We consider the problem of predicting perturbation effects via causal models. In many applications, it is a priori unknown which mechanisms of a system are modified by an external perturbation, even though the features of the perturbation are available. For example, in genomics, some properties of a drug may be known, but not their causal effects on the regulatory pathways of cells. We propose a generative intervention model (GIM) that learns to map these perturbation features to distributions over atomic interventions in a jointly-estimated causal model. Contrary to prior approaches, this enables us to predict the distribution shifts of unseen perturbation features while gaining insights about their mechanistic effects in the underlying data-generating process. On synthetic data and scRNA-seq drug perturbation data, GIMs achieve robust out-of-distribution predictions on par with unstructured approaches, while effectively inferring the underlying perturbation mechanisms, often better than other causal inference methods.

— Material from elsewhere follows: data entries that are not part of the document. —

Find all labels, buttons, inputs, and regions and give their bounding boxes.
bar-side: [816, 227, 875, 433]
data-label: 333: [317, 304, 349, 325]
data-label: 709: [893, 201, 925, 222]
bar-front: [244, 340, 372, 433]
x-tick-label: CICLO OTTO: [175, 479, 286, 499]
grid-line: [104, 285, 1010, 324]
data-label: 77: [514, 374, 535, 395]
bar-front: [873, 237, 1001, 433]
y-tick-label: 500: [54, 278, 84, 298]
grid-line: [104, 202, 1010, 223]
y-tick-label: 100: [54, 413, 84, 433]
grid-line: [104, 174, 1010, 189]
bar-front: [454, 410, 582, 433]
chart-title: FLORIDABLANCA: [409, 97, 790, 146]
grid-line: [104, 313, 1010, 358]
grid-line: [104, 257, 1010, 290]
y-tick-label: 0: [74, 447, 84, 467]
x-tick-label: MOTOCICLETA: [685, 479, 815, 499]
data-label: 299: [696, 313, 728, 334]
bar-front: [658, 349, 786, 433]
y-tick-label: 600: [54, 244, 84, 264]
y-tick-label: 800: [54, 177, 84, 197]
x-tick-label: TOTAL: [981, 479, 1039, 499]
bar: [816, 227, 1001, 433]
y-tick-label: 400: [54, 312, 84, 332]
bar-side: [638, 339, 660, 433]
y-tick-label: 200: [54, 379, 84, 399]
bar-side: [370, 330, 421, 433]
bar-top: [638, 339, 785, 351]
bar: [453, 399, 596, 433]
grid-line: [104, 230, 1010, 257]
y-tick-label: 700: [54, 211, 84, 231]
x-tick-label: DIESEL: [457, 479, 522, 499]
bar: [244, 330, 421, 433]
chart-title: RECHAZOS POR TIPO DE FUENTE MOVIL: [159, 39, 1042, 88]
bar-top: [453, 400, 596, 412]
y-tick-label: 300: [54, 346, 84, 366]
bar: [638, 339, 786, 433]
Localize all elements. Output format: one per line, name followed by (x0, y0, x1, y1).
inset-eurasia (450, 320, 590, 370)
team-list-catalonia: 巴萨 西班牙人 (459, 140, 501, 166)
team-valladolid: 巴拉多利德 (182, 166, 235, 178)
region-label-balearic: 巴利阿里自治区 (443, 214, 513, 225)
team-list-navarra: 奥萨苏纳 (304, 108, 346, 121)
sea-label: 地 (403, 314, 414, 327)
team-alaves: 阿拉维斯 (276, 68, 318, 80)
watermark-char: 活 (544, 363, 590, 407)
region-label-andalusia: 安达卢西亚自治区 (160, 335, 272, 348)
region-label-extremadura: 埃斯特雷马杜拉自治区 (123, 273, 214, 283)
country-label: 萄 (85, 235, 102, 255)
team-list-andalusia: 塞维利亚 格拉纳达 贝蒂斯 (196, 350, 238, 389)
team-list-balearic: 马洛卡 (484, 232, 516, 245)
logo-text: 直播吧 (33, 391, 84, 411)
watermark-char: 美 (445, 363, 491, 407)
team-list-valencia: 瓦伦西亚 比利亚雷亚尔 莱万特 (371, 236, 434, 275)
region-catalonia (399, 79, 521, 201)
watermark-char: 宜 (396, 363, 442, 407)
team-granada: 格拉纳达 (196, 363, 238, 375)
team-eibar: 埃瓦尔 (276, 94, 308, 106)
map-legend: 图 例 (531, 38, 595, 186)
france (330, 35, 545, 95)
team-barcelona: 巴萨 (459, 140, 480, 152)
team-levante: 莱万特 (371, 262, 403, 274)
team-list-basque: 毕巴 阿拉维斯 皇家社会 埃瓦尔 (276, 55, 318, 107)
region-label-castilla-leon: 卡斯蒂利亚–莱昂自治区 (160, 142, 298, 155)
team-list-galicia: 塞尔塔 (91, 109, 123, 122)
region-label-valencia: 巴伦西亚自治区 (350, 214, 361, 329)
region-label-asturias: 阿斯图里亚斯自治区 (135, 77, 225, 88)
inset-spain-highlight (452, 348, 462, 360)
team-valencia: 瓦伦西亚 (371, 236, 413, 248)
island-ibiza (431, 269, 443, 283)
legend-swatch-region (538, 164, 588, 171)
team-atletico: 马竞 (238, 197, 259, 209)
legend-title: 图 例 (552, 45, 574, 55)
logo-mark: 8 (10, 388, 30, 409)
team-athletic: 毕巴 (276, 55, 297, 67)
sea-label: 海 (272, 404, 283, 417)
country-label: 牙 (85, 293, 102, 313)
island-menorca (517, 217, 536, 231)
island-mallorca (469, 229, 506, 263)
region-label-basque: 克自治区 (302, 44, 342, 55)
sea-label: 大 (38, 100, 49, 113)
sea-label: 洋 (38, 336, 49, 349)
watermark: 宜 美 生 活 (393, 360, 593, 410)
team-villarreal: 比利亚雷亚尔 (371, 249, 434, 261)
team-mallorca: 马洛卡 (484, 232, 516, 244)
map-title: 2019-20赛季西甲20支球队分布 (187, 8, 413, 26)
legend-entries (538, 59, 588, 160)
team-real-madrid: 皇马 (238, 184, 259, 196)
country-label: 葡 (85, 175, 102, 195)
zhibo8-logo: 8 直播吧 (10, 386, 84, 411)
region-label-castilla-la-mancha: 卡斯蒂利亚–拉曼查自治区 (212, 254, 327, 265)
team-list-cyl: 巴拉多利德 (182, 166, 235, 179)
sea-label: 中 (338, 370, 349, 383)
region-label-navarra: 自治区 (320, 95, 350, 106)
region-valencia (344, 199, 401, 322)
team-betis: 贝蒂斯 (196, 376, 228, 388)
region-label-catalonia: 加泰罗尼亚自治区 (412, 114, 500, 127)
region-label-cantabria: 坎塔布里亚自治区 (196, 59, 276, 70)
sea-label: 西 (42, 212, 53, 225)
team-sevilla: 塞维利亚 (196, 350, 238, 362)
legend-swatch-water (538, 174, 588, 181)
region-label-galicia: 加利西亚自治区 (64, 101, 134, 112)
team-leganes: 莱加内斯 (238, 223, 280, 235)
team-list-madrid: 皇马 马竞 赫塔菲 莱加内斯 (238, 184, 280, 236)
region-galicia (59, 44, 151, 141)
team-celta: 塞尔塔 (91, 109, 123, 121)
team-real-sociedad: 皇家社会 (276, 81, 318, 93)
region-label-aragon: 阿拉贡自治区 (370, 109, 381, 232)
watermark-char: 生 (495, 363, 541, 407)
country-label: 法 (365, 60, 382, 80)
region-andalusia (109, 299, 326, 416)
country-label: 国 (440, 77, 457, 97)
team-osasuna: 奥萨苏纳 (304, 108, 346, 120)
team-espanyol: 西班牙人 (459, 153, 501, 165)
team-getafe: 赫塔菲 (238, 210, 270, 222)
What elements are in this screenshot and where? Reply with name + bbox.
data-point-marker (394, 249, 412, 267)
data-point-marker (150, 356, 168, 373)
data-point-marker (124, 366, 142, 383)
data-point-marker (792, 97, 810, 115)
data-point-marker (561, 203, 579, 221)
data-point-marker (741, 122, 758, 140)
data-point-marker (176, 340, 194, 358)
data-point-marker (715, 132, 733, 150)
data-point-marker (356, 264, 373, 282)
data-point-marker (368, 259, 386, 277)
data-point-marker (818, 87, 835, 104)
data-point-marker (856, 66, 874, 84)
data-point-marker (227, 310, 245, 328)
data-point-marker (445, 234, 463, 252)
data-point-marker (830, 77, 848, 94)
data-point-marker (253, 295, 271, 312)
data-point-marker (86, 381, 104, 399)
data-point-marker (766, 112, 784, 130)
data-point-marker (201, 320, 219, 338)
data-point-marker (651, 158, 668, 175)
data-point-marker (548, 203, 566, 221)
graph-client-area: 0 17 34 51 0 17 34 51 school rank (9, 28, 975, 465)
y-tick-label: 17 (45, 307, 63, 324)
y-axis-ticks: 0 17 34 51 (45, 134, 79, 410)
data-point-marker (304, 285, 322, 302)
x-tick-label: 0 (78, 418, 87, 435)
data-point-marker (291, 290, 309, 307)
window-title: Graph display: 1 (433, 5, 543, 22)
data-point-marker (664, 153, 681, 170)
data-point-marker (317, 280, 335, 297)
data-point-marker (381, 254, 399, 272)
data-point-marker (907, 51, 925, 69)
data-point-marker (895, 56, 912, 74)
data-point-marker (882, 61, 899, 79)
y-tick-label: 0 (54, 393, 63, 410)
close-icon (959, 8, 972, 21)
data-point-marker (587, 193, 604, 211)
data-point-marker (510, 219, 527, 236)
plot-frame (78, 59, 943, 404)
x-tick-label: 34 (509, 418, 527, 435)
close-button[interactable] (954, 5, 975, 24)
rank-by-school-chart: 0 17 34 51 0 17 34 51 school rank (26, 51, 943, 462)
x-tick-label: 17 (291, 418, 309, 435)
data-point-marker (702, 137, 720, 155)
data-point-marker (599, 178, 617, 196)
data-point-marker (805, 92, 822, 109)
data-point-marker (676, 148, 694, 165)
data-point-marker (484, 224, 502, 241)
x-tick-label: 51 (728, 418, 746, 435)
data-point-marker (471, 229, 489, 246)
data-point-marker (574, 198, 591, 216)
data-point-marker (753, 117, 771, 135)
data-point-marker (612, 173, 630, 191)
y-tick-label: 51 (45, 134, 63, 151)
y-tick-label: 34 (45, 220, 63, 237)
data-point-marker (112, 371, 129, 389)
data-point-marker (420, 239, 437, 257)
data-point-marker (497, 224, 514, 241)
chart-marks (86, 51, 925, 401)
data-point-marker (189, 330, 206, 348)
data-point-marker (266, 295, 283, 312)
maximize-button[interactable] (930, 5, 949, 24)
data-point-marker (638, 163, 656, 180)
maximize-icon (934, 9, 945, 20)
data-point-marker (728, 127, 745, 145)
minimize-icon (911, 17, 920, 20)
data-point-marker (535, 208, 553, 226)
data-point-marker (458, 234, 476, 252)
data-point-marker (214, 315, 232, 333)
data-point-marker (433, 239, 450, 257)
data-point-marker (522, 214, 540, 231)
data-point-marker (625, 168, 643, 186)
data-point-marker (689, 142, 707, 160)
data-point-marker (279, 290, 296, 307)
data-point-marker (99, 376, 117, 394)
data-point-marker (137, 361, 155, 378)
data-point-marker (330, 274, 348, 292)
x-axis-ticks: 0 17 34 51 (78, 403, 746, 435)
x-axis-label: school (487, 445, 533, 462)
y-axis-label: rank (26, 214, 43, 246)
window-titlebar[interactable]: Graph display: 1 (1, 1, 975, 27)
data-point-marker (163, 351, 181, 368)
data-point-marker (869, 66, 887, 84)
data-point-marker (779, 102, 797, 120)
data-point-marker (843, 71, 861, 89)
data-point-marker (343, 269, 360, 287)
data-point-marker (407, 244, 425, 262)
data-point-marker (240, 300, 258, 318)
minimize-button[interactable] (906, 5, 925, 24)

翻译：我们研究通过因果模型预测扰动效应的问题。在许多应用中，尽管可获得扰动的特征，但系统哪些机制会受到外部扰动影响是事先未知的。例如在基因组学中，药物的某些特性可能已知，但其对细胞调控通路的因果效应尚不明确。我们提出一种生成式干预模型（GIM），该模型学习将这些扰动特征映射到联合估计的因果模型中原子干预的分布上。与先前方法不同，这使得我们能够预测未见扰动特征的分布偏移，同时深入理解其在底层数据生成过程中的机制效应。在合成数据和scRNA-seq药物扰动数据上的实验表明，GIM在分布外预测方面达到了与非结构化方法相当的稳健性能，同时能有效推断底层扰动机制，其表现通常优于其他因果推断方法。